The mere fact that Mrs. Tate was English would have been enough to prejudice Jules against her even if he had not objected to her personal qualities. He hated the English, and he hated England, especially London. Even Blanche, who was blind to his faults, speedily discovered that his boast of being a born traveller had no foundation in fact. On arriving in London he had gone straight to a French hotel, where he was served to French cooking by a garçon trained in the cafés of the Boulevards. Since then he had associated only with the few French people he could find in the city; if he hadn't been eager to read everything printed about Blanche, he would never have looked at any but French papers. At home he spent a large part of his time in ridiculing the English, just as on his return from America he had ridiculed the Americans. Now, at the thought of being obliged to dine with a lot of those bêtes d'Anglais he felt enraged. He had already refused one invitation. Why wasn't that enough for them? The second he would have refused too, if Blanche had not insisted that another refusal would be a discourtesy to Father Dumény's friends. Ah, Father Dumény, a fine box he had got them into, the tiresome old woman that he was, with his foolish jokes and his rheumatism!
Jules never forgot that dinner. In the first place, he was awed by the magnificence of the Tates' house; it surpassed anything of the kind he had ever seen in France or in America; it had never occurred to him that the English could have such good taste. Then, too, in spite of the efforts of his hosts to make him comfortable, he felt awkward, ill at ease, out of place. As soon as he entered the drawing-room, Blanche was taken upstairs by Mrs. Tate, and Jules was left with the husband and with Dr. Broughton.
A moment later the Doctor disappeared, and for the next half-hour Jules tried to maintain a conversation in English. Tate turned the conversation to life in Paris as compared with the life of London, but Jules had so much difficulty in speaking English that they fell at last into French.
Meanwhile, Blanche sat in the library with Mrs. Tate and Dr. Broughton, whom she had not seen since the day of his call upon her. The Doctor had at once won her confidence, and since her talk with him she had felt better, and she fancied that the tonic he gave her had already benefited her. But she still had that pain in her back, she said, and that terrible fear; every night when she kissed the little Jeanne before going to the Hippodrome, she felt as if she should never see the child again. If she didn't stop feeling like that, she didn't know what would happen.
"If you could give up the plunge for a while," the Doctor suggested, "you'd be very much better for the rest.

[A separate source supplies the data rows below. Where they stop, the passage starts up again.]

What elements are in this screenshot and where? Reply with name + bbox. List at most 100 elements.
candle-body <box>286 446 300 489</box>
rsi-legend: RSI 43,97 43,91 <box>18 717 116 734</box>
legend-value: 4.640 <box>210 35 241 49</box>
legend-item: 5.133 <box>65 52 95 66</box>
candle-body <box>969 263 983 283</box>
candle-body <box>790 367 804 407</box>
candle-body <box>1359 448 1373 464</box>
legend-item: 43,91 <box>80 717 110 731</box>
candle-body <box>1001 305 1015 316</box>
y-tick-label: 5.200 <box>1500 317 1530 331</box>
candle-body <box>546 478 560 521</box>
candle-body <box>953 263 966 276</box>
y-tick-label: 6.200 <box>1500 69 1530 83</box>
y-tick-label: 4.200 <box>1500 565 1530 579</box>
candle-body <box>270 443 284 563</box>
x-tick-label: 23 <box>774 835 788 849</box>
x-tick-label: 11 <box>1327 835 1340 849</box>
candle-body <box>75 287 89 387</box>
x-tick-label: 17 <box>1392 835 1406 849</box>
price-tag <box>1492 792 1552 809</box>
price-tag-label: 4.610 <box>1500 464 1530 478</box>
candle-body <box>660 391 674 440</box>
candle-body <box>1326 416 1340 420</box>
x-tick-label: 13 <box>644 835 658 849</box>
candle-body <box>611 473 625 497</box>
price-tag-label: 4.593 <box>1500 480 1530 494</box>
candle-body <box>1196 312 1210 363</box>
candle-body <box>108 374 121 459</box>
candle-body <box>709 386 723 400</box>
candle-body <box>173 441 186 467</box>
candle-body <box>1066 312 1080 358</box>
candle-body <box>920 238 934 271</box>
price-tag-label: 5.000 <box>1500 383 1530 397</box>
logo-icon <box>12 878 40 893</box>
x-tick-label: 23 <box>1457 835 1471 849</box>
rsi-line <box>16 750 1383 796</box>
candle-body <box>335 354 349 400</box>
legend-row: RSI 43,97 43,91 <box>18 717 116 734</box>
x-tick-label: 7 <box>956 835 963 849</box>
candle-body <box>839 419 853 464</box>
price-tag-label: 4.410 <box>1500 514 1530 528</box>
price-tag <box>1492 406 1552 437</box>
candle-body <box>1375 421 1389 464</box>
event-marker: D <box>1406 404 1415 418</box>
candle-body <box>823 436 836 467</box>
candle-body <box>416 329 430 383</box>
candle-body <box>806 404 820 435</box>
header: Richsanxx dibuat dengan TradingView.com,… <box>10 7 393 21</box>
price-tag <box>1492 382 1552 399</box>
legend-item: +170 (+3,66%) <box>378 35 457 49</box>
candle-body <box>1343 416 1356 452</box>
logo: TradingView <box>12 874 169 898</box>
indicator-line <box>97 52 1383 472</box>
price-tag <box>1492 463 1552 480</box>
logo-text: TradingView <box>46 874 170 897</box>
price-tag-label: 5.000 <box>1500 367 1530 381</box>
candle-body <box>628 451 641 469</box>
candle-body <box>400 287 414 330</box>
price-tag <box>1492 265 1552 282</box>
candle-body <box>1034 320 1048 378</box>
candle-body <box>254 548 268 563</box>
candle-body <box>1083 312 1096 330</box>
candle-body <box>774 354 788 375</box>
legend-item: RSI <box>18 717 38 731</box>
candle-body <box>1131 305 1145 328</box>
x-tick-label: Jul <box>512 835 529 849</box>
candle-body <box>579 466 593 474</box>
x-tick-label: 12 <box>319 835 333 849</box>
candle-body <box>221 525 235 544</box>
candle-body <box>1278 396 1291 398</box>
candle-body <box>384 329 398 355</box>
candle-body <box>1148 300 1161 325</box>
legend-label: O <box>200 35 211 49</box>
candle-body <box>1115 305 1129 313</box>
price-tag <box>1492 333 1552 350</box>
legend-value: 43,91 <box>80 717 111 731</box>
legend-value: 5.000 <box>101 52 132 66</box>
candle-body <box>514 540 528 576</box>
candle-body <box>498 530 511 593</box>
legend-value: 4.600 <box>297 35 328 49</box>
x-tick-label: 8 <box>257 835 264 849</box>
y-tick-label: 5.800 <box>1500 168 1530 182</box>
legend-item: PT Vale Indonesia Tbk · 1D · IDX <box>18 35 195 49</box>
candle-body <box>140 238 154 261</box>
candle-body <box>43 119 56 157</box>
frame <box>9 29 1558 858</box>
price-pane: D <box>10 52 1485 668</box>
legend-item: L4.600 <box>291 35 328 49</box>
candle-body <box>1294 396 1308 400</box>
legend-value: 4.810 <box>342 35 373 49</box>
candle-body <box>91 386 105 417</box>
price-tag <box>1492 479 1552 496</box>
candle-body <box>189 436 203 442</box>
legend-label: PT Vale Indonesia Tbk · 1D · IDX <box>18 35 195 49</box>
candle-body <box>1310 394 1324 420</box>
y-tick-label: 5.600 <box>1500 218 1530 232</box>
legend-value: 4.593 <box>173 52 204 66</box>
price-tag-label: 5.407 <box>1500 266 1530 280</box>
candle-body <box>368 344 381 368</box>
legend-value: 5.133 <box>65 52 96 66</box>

Then you might go back to it, you know."
"But I'm engaged for the season," Blanche replied in French, which the Doctor readily understood, but refused to speak. "I can't break my contract."
"Perhaps you could make a compromise," Mrs. Tate suggested. "You could go on with your trapeze performance,—with everything except the dive."
"I was really engaged for that," said Blanche, a look of dismay appearing in her face. "There are many others that perform on the trapeze."
"But you might try to make some arrangement," Mrs. Tate insisted. "Your husband could talk it over with the managers."
"Ah, but he would not like it," Blanche replied with evident distress. "It would make him so unhappy if he—if he knew."